There are 48 Relation derived.


  


  **Displaying Generated Association Rules**







*  Loop through the generated association rules and print them



In [None]:
for i in range(0, len(association_results)):
    print(association_results[i][0])

frozenset({'chicken', 'light cream'})
frozenset({'escalope', 'mushroom cream sauce'})
frozenset({'escalope', 'pasta'})
frozenset({'herb & pepper', 'ground beef'})
frozenset({'tomato sauce', 'ground beef'})
frozenset({'olive oil', 'whole wheat pasta'})
frozenset({'shrimp', 'pasta'})
frozenset({'nan', 'chicken', 'light cream'})
frozenset({'shrimp', 'chocolate', 'frozen vegetables'})
frozenset({'ground beef', 'spaghetti', 'cooking oil'})
frozenset({'nan', 'escalope', 'mushroom cream sauce'})
frozenset({'nan', 'escalope', 'pasta'})
frozenset({'frozen vegetables', 'spaghetti', 'ground beef'})
frozenset({'olive oil', 'milk', 'frozen vegetables'})
frozenset({'shrimp', 'mineral water', 'frozen vegetables'})
frozenset({'olive oil', 'frozen vegetables', 'spaghetti'})
frozenset({'shrimp', 'frozen vegetables', 'spaghetti'})
frozenset({'tomatoes', 'frozen vegetables', 'spaghetti'})
frozenset({'spaghetti', 'grated cheese', 'ground beef'})
frozenset({'mineral water', 'herb & pepper', 'ground beef'})

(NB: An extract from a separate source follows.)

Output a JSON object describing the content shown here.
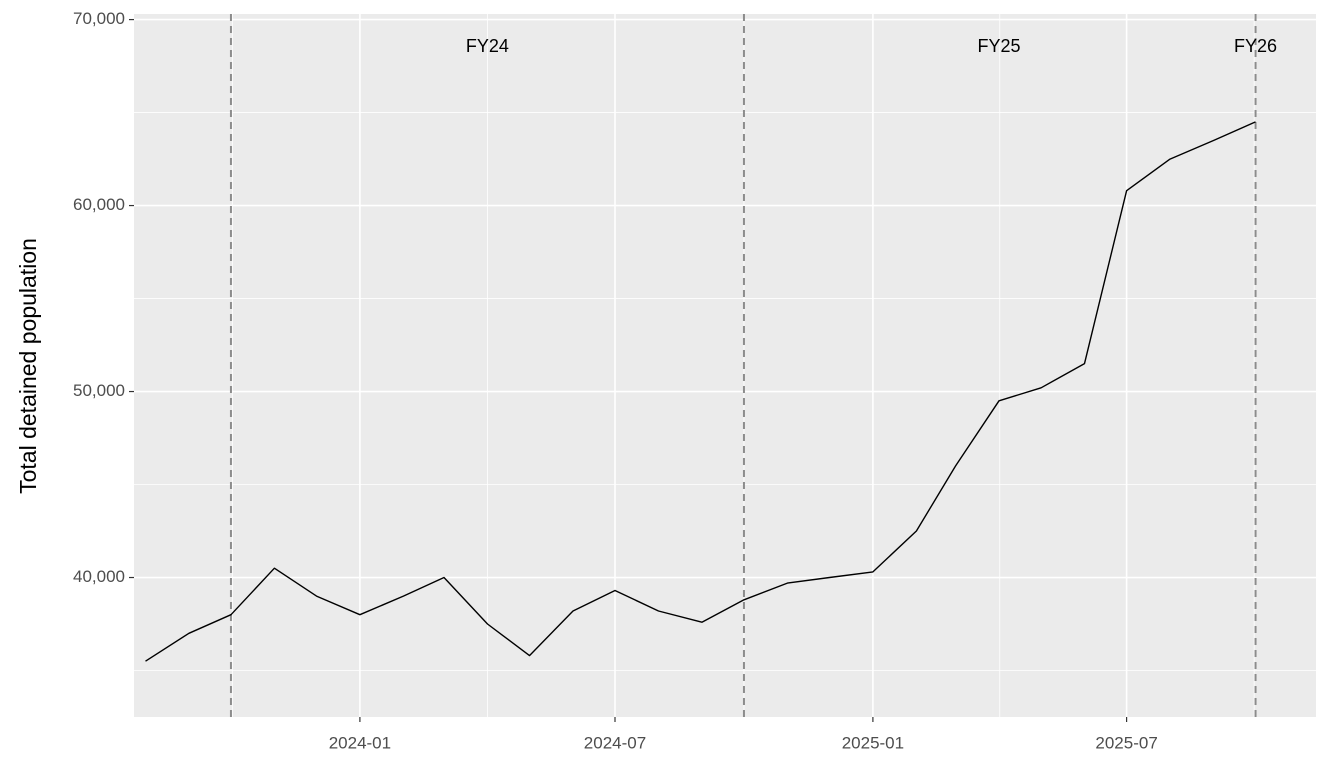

**Iterating Over Association Rules and Displaying Detailed Information**

* Loop through the association results to print detailed information about each rule
* The rule is represented as an antecedent -> consequent


     We loop through each rule and print the details:

    * The base item (left-hand side of the rule) and the added item (right-hand side of the rule).

    * The support of the rule.
    * The confidence of the rule.
    * The lift of the rule.









In [None]:
for item in association_results:
    # first index of the inner list
    # Contains base item and add item
    pair = item[0]
    items = [x for x in pair]
    print("Rule: " + items[0] + " -> " + items[1])

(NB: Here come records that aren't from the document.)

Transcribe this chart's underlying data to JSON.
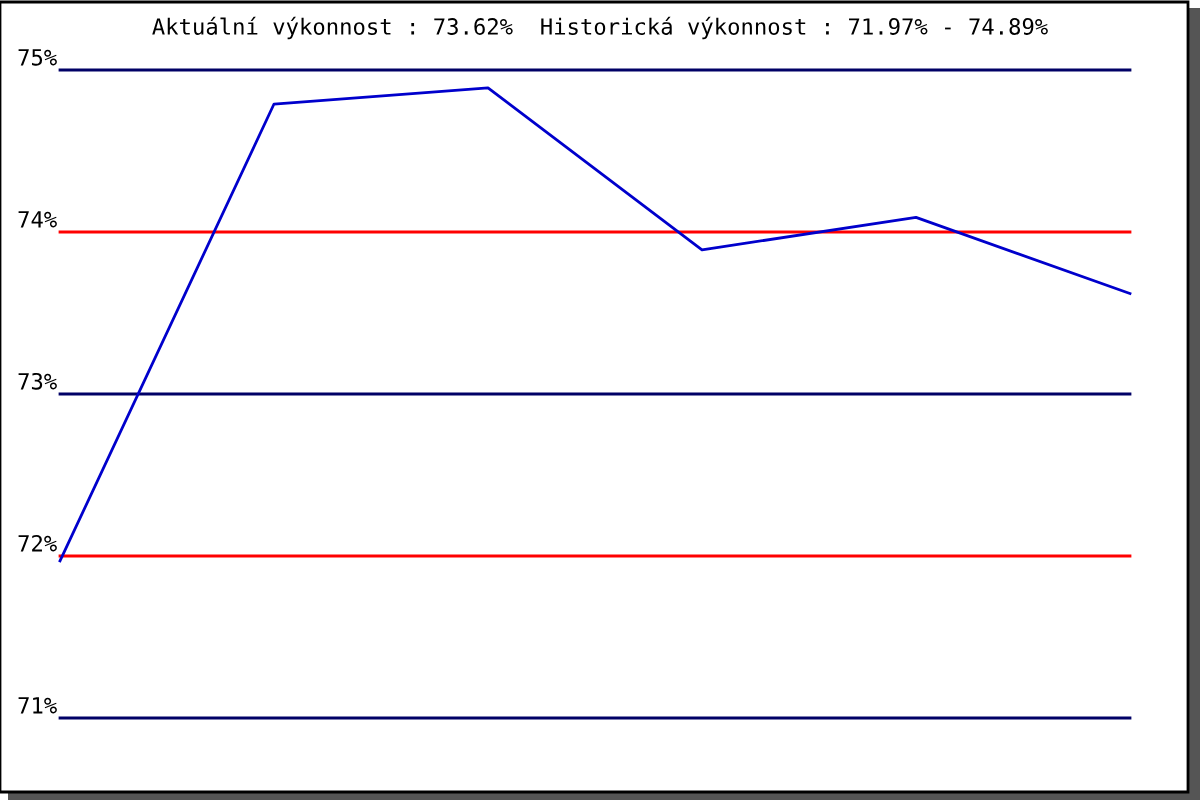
{
  "chart_data": {
    "type": "line",
    "title": "Aktuální výkonnost : 73.62%  Historická výkonnost : 71.97% - 74.89%",
    "categories": [
      null,
      null,
      null,
      null,
      null,
      null
    ],
    "series": [
      {
        "color": "#0000cc",
        "values": [
          71.97,
          74.79,
          74.89,
          73.89,
          74.09,
          73.62
        ]
      }
    ],
    "ylim": [
      71,
      75
    ],
    "yticks": [
      {
        "value": 71,
        "label": "71%"
      },
      {
        "value": 72,
        "label": "72%"
      },
      {
        "value": 73,
        "label": "73%"
      },
      {
        "value": 74,
        "label": "74%"
      },
      {
        "value": 75,
        "label": "75%"
      }
    ],
    "ref_lines": [
      {
        "axis": "y",
        "value": 75,
        "color": "#000066"
      },
      {
        "axis": "y",
        "value": 74,
        "color": "#ff0000"
      },
      {
        "axis": "y",
        "value": 73,
        "color": "#000066"
      },
      {
        "axis": "y",
        "value": 72,
        "color": "#ff0000"
      },
      {
        "axis": "y",
        "value": 71,
        "color": "#000066"
      }
    ],
    "grid": false,
    "legend": false,
    "tick_labels": "y",
    "marker": "none",
    "line_style": "solid"
  }
}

    # second index of the inner list
    print("Support: " + str(item[1]))

    # third index of the list located at 0th
    # of the third index of the inner list

    print("Confidence: " + str(item[2][0][2]))
    print("Lift: " + str(item[2][0][3]))
    print("=====================================")

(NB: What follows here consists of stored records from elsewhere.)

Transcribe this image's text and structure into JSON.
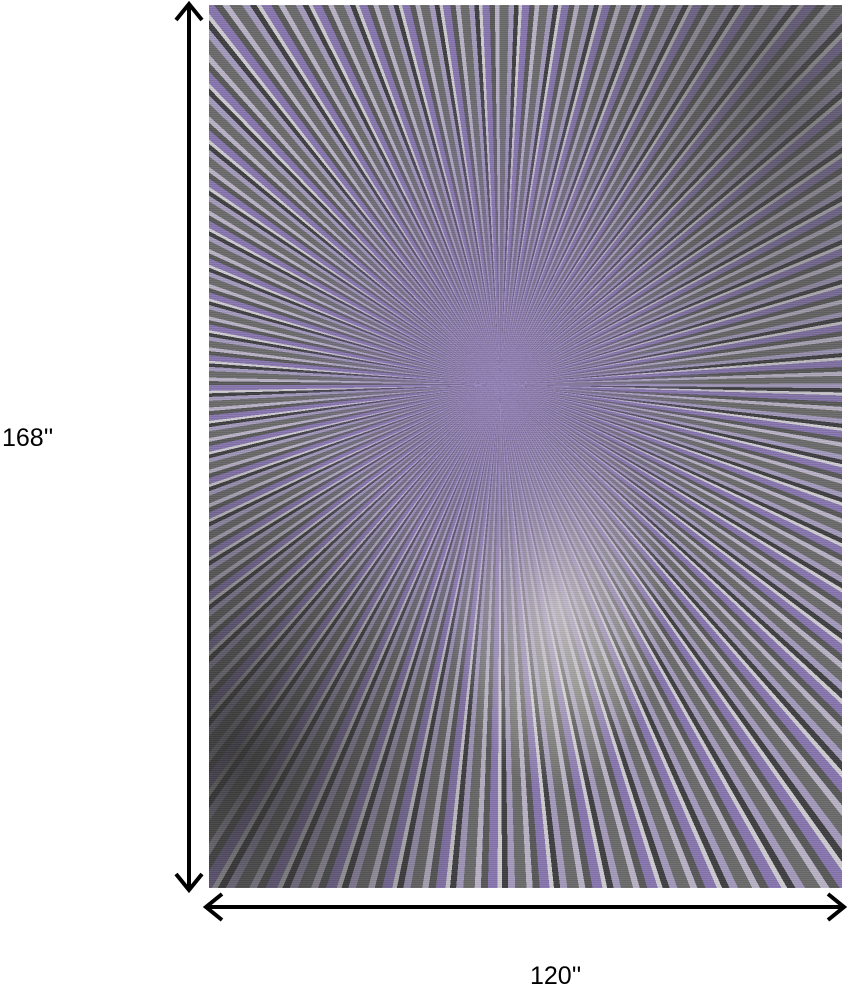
{
  "product": {
    "dimensions": {
      "height_label": "168''",
      "width_label": "120''"
    },
    "colors": {
      "purple": "#8776ae",
      "gray": "#6b6b6b",
      "charcoal": "#3f3f42",
      "ivory": "#cfccd2"
    }
  }
}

Rule: chicken -> light cream
Support: 0.004533333333333334
Confidence: 0.2905982905982906
Lift: 4.843304843304844
Rule: escalope -> mushroom cream sauce
Support: 0.005733333333333333
Confidence: 0.30069930069930073
Lift: 3.7903273197390845
Rule: escalope -> pasta
Support: 0.005866666666666667
Confidence: 0.37288135593220345
Lift: 4.700185158809287
Rule: herb & pepper -> ground beef
Support: 0.016
Confidence: 0.3234501347708895
Lift: 3.2915549671393096
Rule: tomato sauce -> ground beef
Support: 0.005333333333333333
Confidence: 0.37735849056603776
Lift: 3.840147461662528
Rule: olive oil -> whole wheat pasta
Support: 0.008
Confidence: 0.2714932126696833
Lift: 4.130221288078346
Rule: shrimp -> pasta
Support: 0.005066666666666666
Confidence: 0.3220338983050848
Lift: 4.514493901473151
Rule: nan -> chicken
Support: 0.004533333333333334
Confidence: 0.2905982905982906
Lift: 4.843304843304844
Rule: shrimp -> chocolate
Support: 0.005333333333333333
Confidence: 0.23255813953488372
Lift: 3.26016083

**Summary**

In this module, we learned how to use the Apriori algorithm to find frequent itemsets and generate association rules from transaction data. We explored the key metrics (support, confidence, and lift), understood the process step-by-step, and learned how to interpret the generated rules. This technique is widely used in market basket analysis and can help businesses discover insights from their sales data.